Westbound 55 buses on March 1st, 2017. It appears that most trips take 45–60 minutes. On the x-axis is time in elapsed in HH:MM:SS. On the y-axis is pdist in feet.

Above is a quick plot I made of a day’s worth of interpolated data points for westbound 55 buses — a plot of the raw data is a bit more messy. You might notice that some bus trips stop around 43,000 feet. This is the location of Kostner Ave, the major stop immediately before the final stop at Midway Airport. The full length of pid 5425 (MSI to Midway) is 50,403 feet. If the bus ends its trip even one foot short of the terminal stop, I can’t interpolate the time it arrives there!
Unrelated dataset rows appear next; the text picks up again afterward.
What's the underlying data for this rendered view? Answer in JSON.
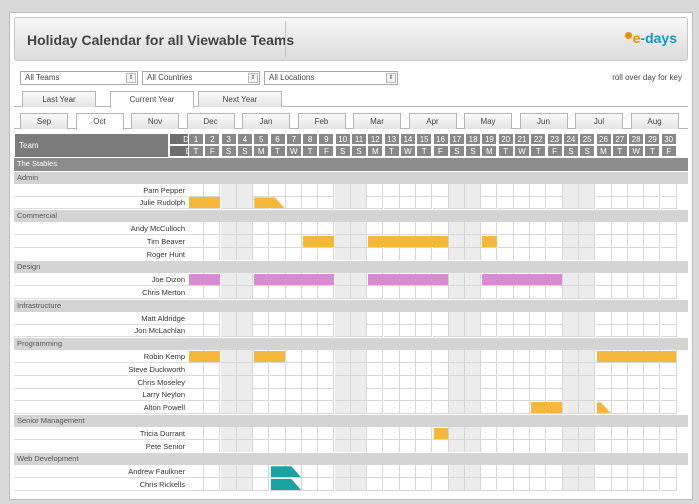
{
  "app": {
    "title": "Holiday Calendar for all Viewable Teams",
    "logo_e": "e",
    "logo_days": "-days"
  },
  "filters": {
    "teams": "All Teams",
    "countries": "All Countries",
    "locations": "All Locations",
    "rollover_hint": "roll over day for key"
  },
  "year_tabs": [
    "Last Year",
    "Current Year",
    "Next Year"
  ],
  "active_year_tab": 1,
  "month_tabs": [
    "Sep",
    "Oct",
    "Nov",
    "Dec",
    "Jan",
    "Feb",
    "Mar",
    "Apr",
    "May",
    "Jun",
    "Jul",
    "Aug"
  ],
  "active_month_tab": 1,
  "header": {
    "team_label": "Team",
    "date_label": "Date",
    "day_label": "Day"
  },
  "dates": [
    "1",
    "2",
    "3",
    "4",
    "5",
    "6",
    "7",
    "8",
    "9",
    "10",
    "11",
    "12",
    "13",
    "14",
    "15",
    "16",
    "17",
    "18",
    "19",
    "20",
    "21",
    "22",
    "23",
    "24",
    "25",
    "26",
    "27",
    "28",
    "29",
    "30"
  ],
  "days": [
    "T",
    "F",
    "S",
    "S",
    "M",
    "T",
    "W",
    "T",
    "F",
    "S",
    "S",
    "M",
    "T",
    "W",
    "T",
    "F",
    "S",
    "S",
    "M",
    "T",
    "W",
    "T",
    "F",
    "S",
    "S",
    "M",
    "T",
    "W",
    "T",
    "F"
  ],
  "colors": {
    "holiday": "#f5b83d",
    "training": "#d88ad3",
    "other": "#1aa3a3"
  },
  "team_name": "The Stables",
  "rows": [
    {
      "kind": "group",
      "label": "Admin"
    },
    {
      "kind": "person",
      "name": "Pam Pepper",
      "leave": []
    },
    {
      "kind": "person",
      "name": "Julie Rudolph",
      "leave": [
        {
          "from": 1,
          "to": 2,
          "type": "holiday"
        },
        {
          "from": 5,
          "to": 6,
          "type": "holiday",
          "half_end": true
        }
      ]
    },
    {
      "kind": "group",
      "label": "Commercial"
    },
    {
      "kind": "person",
      "name": "Andy McCulloch",
      "leave": []
    },
    {
      "kind": "person",
      "name": "Tim Beaver",
      "leave": [
        {
          "from": 8,
          "to": 9,
          "type": "holiday"
        },
        {
          "from": 12,
          "to": 16,
          "type": "holiday"
        },
        {
          "from": 19,
          "to": 19,
          "type": "holiday"
        }
      ]
    },
    {
      "kind": "person",
      "name": "Roger Hunt",
      "leave": []
    },
    {
      "kind": "group",
      "label": "Design"
    },
    {
      "kind": "person",
      "name": "Joe Dizon",
      "leave": [
        {
          "from": 1,
          "to": 2,
          "type": "training"
        },
        {
          "from": 5,
          "to": 9,
          "type": "training"
        },
        {
          "from": 12,
          "to": 16,
          "type": "training"
        },
        {
          "from": 19,
          "to": 23,
          "type": "training"
        }
      ]
    },
    {
      "kind": "person",
      "name": "Chris Merton",
      "leave": []
    },
    {
      "kind": "group",
      "label": "Infrastructure"
    },
    {
      "kind": "person",
      "name": "Matt Aldridge",
      "leave": []
    },
    {
      "kind": "person",
      "name": "Jon McLachlan",
      "leave": []
    },
    {
      "kind": "group",
      "label": "Programming"
    },
    {
      "kind": "person",
      "name": "Robin Kemp",
      "leave": [
        {
          "from": 1,
          "to": 2,
          "type": "holiday"
        },
        {
          "from": 5,
          "to": 6,
          "type": "holiday"
        },
        {
          "from": 26,
          "to": 30,
          "type": "holiday"
        }
      ]
    },
    {
      "kind": "person",
      "name": "Steve Duckworth",
      "leave": []
    },
    {
      "kind": "person",
      "name": "Chris Moseley",
      "leave": []
    },
    {
      "kind": "person",
      "name": "Larry Neylon",
      "leave": []
    },
    {
      "kind": "person",
      "name": "Alton Powell",
      "leave": [
        {
          "from": 22,
          "to": 23,
          "type": "holiday"
        },
        {
          "from": 26,
          "to": 26,
          "type": "holiday",
          "half_end": true
        }
      ]
    },
    {
      "kind": "group",
      "label": "Senior Management"
    },
    {
      "kind": "person",
      "name": "Tricia Durrant",
      "leave": [
        {
          "from": 16,
          "to": 16,
          "type": "holiday"
        }
      ]
    },
    {
      "kind": "person",
      "name": "Pete Senior",
      "leave": []
    },
    {
      "kind": "group",
      "label": "Web Development"
    },
    {
      "kind": "person",
      "name": "Andrew Faulkner",
      "leave": [
        {
          "from": 6,
          "to": 7,
          "type": "other",
          "half_end": true
        }
      ]
    },
    {
      "kind": "person",
      "name": "Chris Rickells",
      "leave": [
        {
          "from": 6,
          "to": 7,
          "type": "other",
          "half_end": true
        }
      ]
    }
  ]
}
In this case, I will need to think of another method to estimate the times that these buses arrived at Midway.

There is so much more work ahead of me. I haven’t even touched on the details of building a website and creating interactive visualizations of the data! I am very excited and fortunate to be a part of this spring’s ChiPy mentorship program. If you enjoy Python and public transportation, be sure to stay tuned for future blog posts.

This is the full extent of Route 55: Garfield. Many trips start and end at St. Louis Ave, which I’ve circled in red.